La Cei: “Cittadinanza ai figli degli immigrati” e “il federalismo fiscale fallirà”

Pubblicato il 10 Maggio 2010 15:08 | Ultimo aggiornamento: 10 Maggio 2010 17:20

La Conferenza episcopale italiana ritiene che la concessione della cittadinanza ai figli degli immigrati sia una “condizione necessaria” per l’integrazione degli stranieri nel nostro Paese. I vescovi, inoltre, aprono al federalismo ma bocciano quello fiscale che, dicono, “fallirà”.

Questo quanto quanto si legge nel documento preparatorio per la 46esima settimana sociale dei cattolici italiani che si svolgerà a Reggio Calabria dal 14 al 17 ottobre 2010, documento dal titolo ‘Cattolici nell’Italia di oggi. Un’agenda di speranza per il futuro del Paese’.

“Il riconoscimento della cittadinanza da parte dello Stato italiano – si legge nel documento della Cei – è solo una condizione, certo necessaria ma non sufficiente, per una piena interazione/integrazione delle seconde generazioni nella società italiana. Riconoscere e far rispettare i diritti dei figli dell’immigrazione è infatti una responsabilità collettiva che investe tutte le istituzioni e tutti gli individui”.

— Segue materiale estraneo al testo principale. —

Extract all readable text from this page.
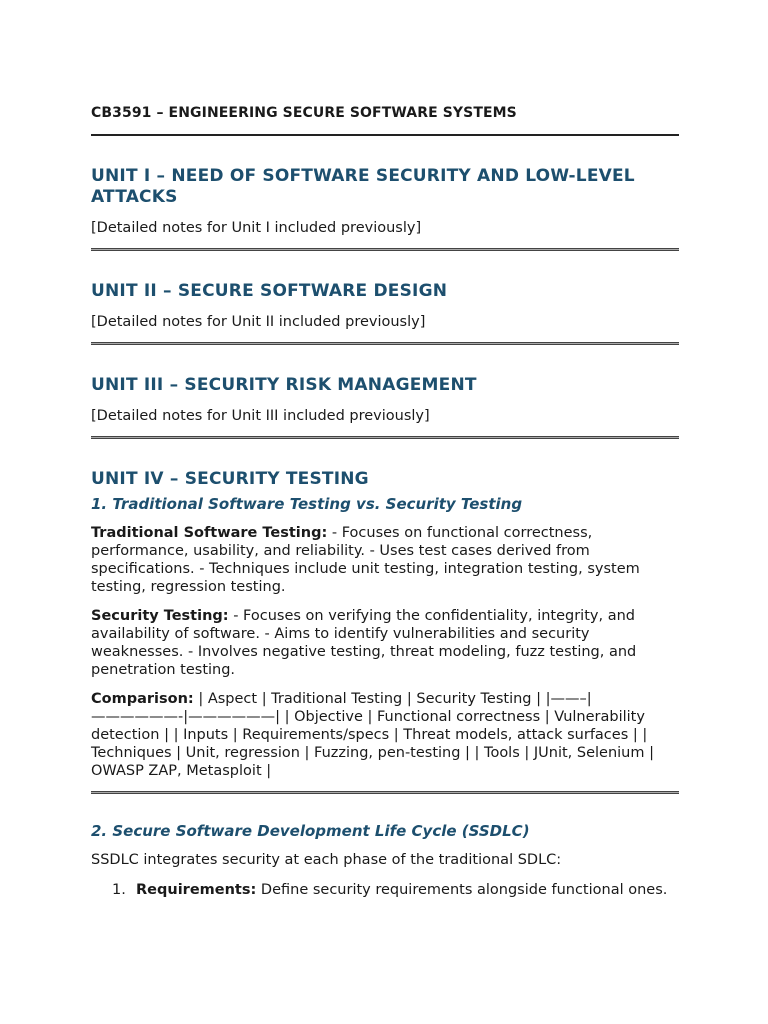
CB3591 – ENGINEERING SECURE SOFTWARE SYSTEMS
UNIT I – NEED OF SOFTWARE SECURITY AND LOW-LEVEL ATTACKS

[Detailed notes for Unit I included previously]

UNIT II – SECURE SOFTWARE DESIGN

[Detailed notes for Unit II included previously]

UNIT III – SECURITY RISK MANAGEMENT

[Detailed notes for Unit III included previously]

UNIT IV – SECURITY TESTING
1. Traditional Software Testing vs. Security Testing

Traditional Software Testing: - Focuses on functional correctness, performance, usability, and reliability. - Uses test cases derived from specifications. - Techniques include unit testing, integration testing, system testing, regression testing.

Security Testing: - Focuses on verifying the confidentiality, integrity, and availability of software. - Aims to identify vulnerabilities and security weaknesses. - Involves negative testing, threat modeling, fuzz testing, and penetration testing.

Comparison: | Aspect | Traditional Testing | Security Testing | |——–| ——————-|——————| | Objective | Functional correctness | Vulnerability detection | | Inputs | Requirements/specs | Threat models, attack surfaces | | Techniques | Unit, regression | Fuzzing, pen-testing | | Tools | JUnit, Selenium | OWASP ZAP, Metasploit |

2. Secure Software Development Life Cycle (SSDLC)

SSDLC integrates security at each phase of the traditional SDLC:

1. Requirements: Define security requirements alongside functional ones.
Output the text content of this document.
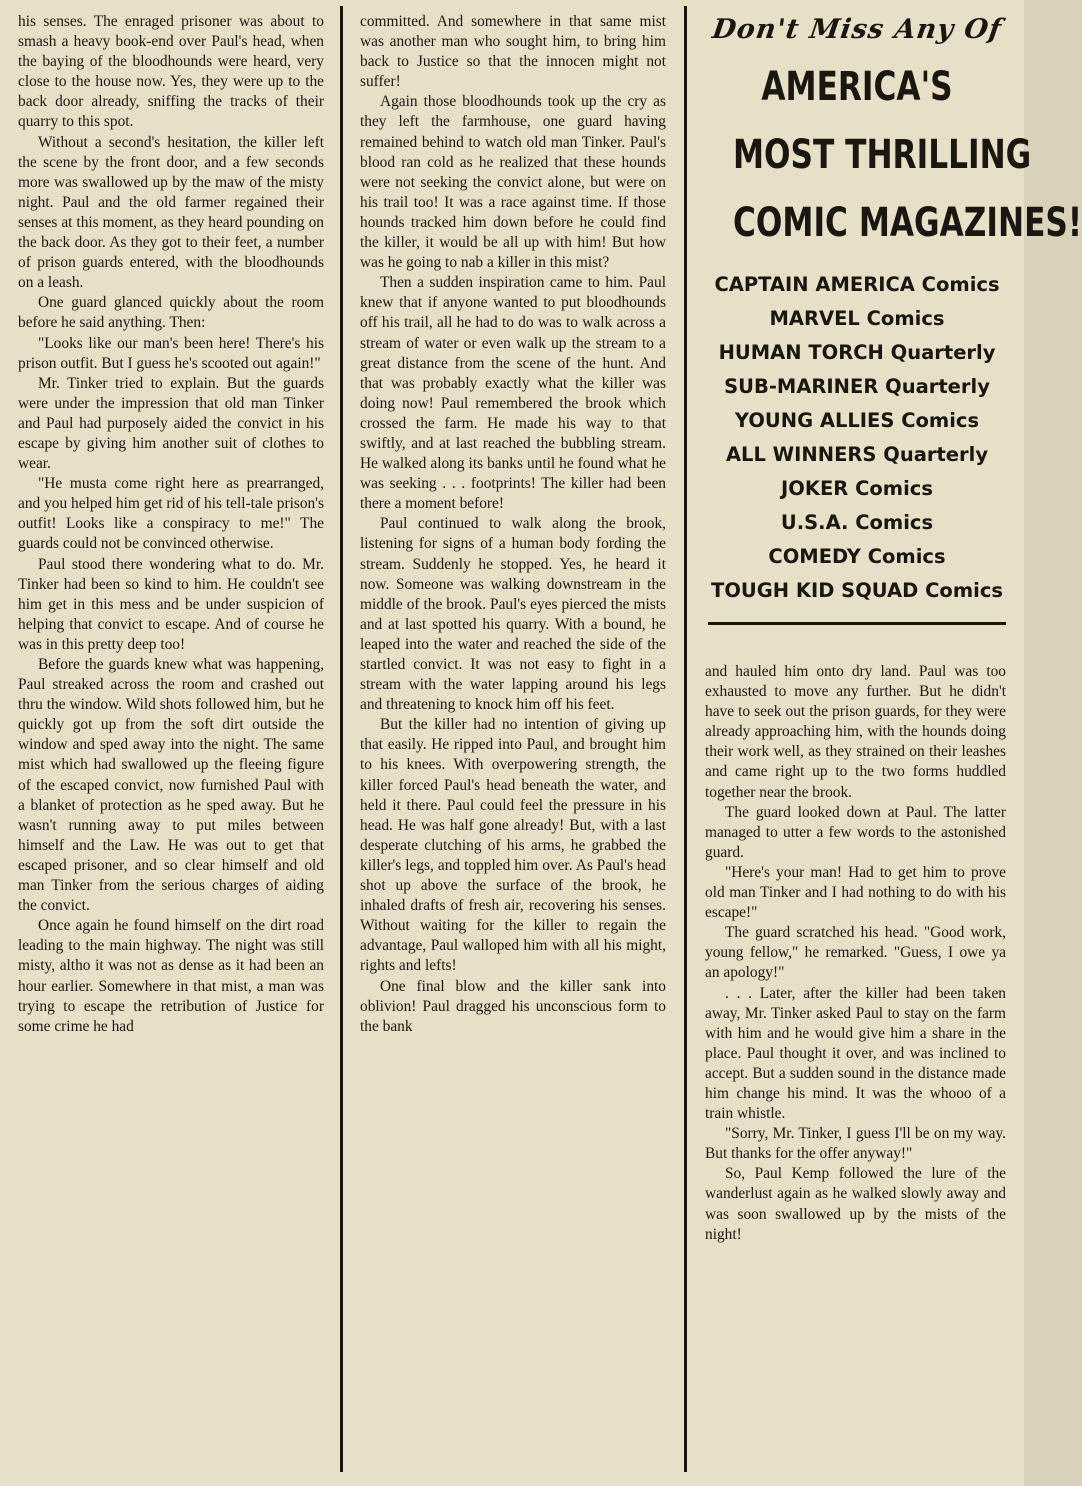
his senses. The enraged prisoner was about to smash a heavy book-end over Paul's head, when the baying of the bloodhounds were heard, very close to the house now. Yes, they were up to the back door already, sniffing the tracks of their quarry to this spot.

Without a second's hesitation, the killer left the scene by the front door, and a few seconds more was swallowed up by the maw of the misty night. Paul and the old farmer regained their senses at this moment, as they heard pounding on the back door. As they got to their feet, a number of prison guards entered, with the bloodhounds on a leash.

One guard glanced quickly about the room before he said anything. Then:

"Looks like our man's been here! There's his prison outfit. But I guess he's scooted out again!"

Mr. Tinker tried to explain. But the guards were under the impression that old man Tinker and Paul had purposely aided the convict in his escape by giving him another suit of clothes to wear.

"He musta come right here as prearranged, and you helped him get rid of his tell-tale prison's outfit! Looks like a conspiracy to me!" The guards could not be convinced otherwise.

Paul stood there wondering what to do. Mr. Tinker had been so kind to him. He couldn't see him get in this mess and be under suspicion of helping that convict to escape. And of course he was in this pretty deep too!

Before the guards knew what was happening, Paul streaked across the room and crashed out thru the window. Wild shots followed him, but he quickly got up from the soft dirt outside the window and sped away into the night. The same mist which had swallowed up the fleeing figure of the escaped convict, now furnished Paul with a blanket of protection as he sped away. But he wasn't running away to put miles between himself and the Law. He was out to get that escaped prisoner, and so clear himself and old man Tinker from the serious charges of aiding the convict.

Once again he found himself on the dirt road leading to the main highway. The night was still misty, altho it was not as dense as it had been an hour earlier. Somewhere in that mist, a man was trying to escape the retribution of Justice for some crime he had

committed. And somewhere in that same mist was another man who sought him, to bring him back to Justice so that the innocen might not suffer!

Again those bloodhounds took up the cry as they left the farmhouse, one guard having remained behind to watch old man Tinker. Paul's blood ran cold as he realized that these hounds were not seeking the convict alone, but were on his trail too! It was a race against time. If those hounds tracked him down before he could find the killer, it would be all up with him! But how was he going to nab a killer in this mist?

Then a sudden inspiration came to him. Paul knew that if anyone wanted to put bloodhounds off his trail, all he had to do was to walk across a stream of water or even walk up the stream to a great distance from the scene of the hunt. And that was probably exactly what the killer was doing now! Paul remembered the brook which crossed the farm. He made his way to that swiftly, and at last reached the bubbling stream. He walked along its banks until he found what he was seeking . . . footprints! The killer had been there a moment before!

Paul continued to walk along the brook, listening for signs of a human body fording the stream. Suddenly he stopped. Yes, he heard it now. Someone was walking downstream in the middle of the brook. Paul's eyes pierced the mists and at last spotted his quarry. With a bound, he leaped into the water and reached the side of the startled convict. It was not easy to fight in a stream with the water lapping around his legs and threatening to knock him off his feet.

But the killer had no intention of giving up that easily. He ripped into Paul, and brought him to his knees. With overpowering strength, the killer forced Paul's head beneath the water, and held it there. Paul could feel the pressure in his head. He was half gone already! But, with a last desperate clutching of his arms, he grabbed the killer's legs, and toppled him over. As Paul's head shot up above the surface of the brook, he inhaled drafts of fresh air, recovering his senses. Without waiting for the killer to regain the advantage, Paul walloped him with all his might, rights and lefts!

One final blow and the killer sank into oblivion! Paul dragged his unconscious form to the bank

Don't Miss Any Of
AMERICA'S
MOST THRILLING
COMIC MAGAZINES!
CAPTAIN AMERICA Comics
MARVEL Comics
HUMAN TORCH Quarterly
SUB-MARINER Quarterly
YOUNG ALLIES Comics
ALL WINNERS Quarterly
JOKER Comics
U.S.A. Comics
COMEDY Comics
TOUGH KID SQUAD Comics

and hauled him onto dry land. Paul was too exhausted to move any further. But he didn't have to seek out the prison guards, for they were already approaching him, with the hounds doing their work well, as they strained on their leashes and came right up to the two forms huddled together near the brook.

The guard looked down at Paul. The latter managed to utter a few words to the astonished guard.

"Here's your man! Had to get him to prove old man Tinker and I had nothing to do with his escape!"

The guard scratched his head. "Good work, young fellow," he remarked. "Guess, I owe ya an apology!"

. . . Later, after the killer had been taken away, Mr. Tinker asked Paul to stay on the farm with him and he would give him a share in the place. Paul thought it over, and was inclined to accept. But a sudden sound in the distance made him change his mind. It was the whooo of a train whistle.

"Sorry, Mr. Tinker, I guess I'll be on my way. But thanks for the offer anyway!"

So, Paul Kemp followed the lure of the wanderlust again as he walked slowly away and was soon swallowed up by the mists of the night!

Nel documento si sottolinea il “ruolo importante” che nella società italiana di domani svolgeranno i figli degli immigrati e si evidenziano i limiti dell’attuale legge per gli stranieri nati in Italia messa a punto nel 1992. La legge, osserva il documento, “ha finito per trasformarsi in una probatio perversa per migliaia di ragazzi e ragazze, le cui famiglie hanno dovuto seguire un percorso d’emersione dalla irregolarità attraverso sanatorie e regolarizzazioni”.

I vescovi, nel documento, affrontano anche un altro argomento: quello del federalismo. La Cei sottolinea di non avere pregiudizi sul federalismo “previsto tra l’altro dalla Costituzione” ma “il punto è come vivere la solidarietà all’interno del Paese”.

“Nel documento sul Mezzogiorno di febbraio – ha affermato monsignor Arrigo Miglio, responsabile Cei per i Problemi sociali e il Lavoro – abbiamo già individuato alcune caratteristiche che il federalismo, compreso quello fiscale, deve avere perché il Paese possa continuare a essere solidale”.

“Abbiamo a che fare – si legge nel documento preparatorio – con politiche di riforma caratterizzate da elementi di incertezza a metà strada tra un funzionale compromesso fra principi di uguale valore e la produzione di decisioni-manifesto, spendibili sul piano del consenso ma fragili sul piano dell’architettura istituzionale e del tasso reale di innovazione”.

Perciò, aggiunge il testo, è “opportuno” meditare su “dualismi e differenze territoriali del Paese” evitando “effetti perversi” quali “il federalismo da abbandono”.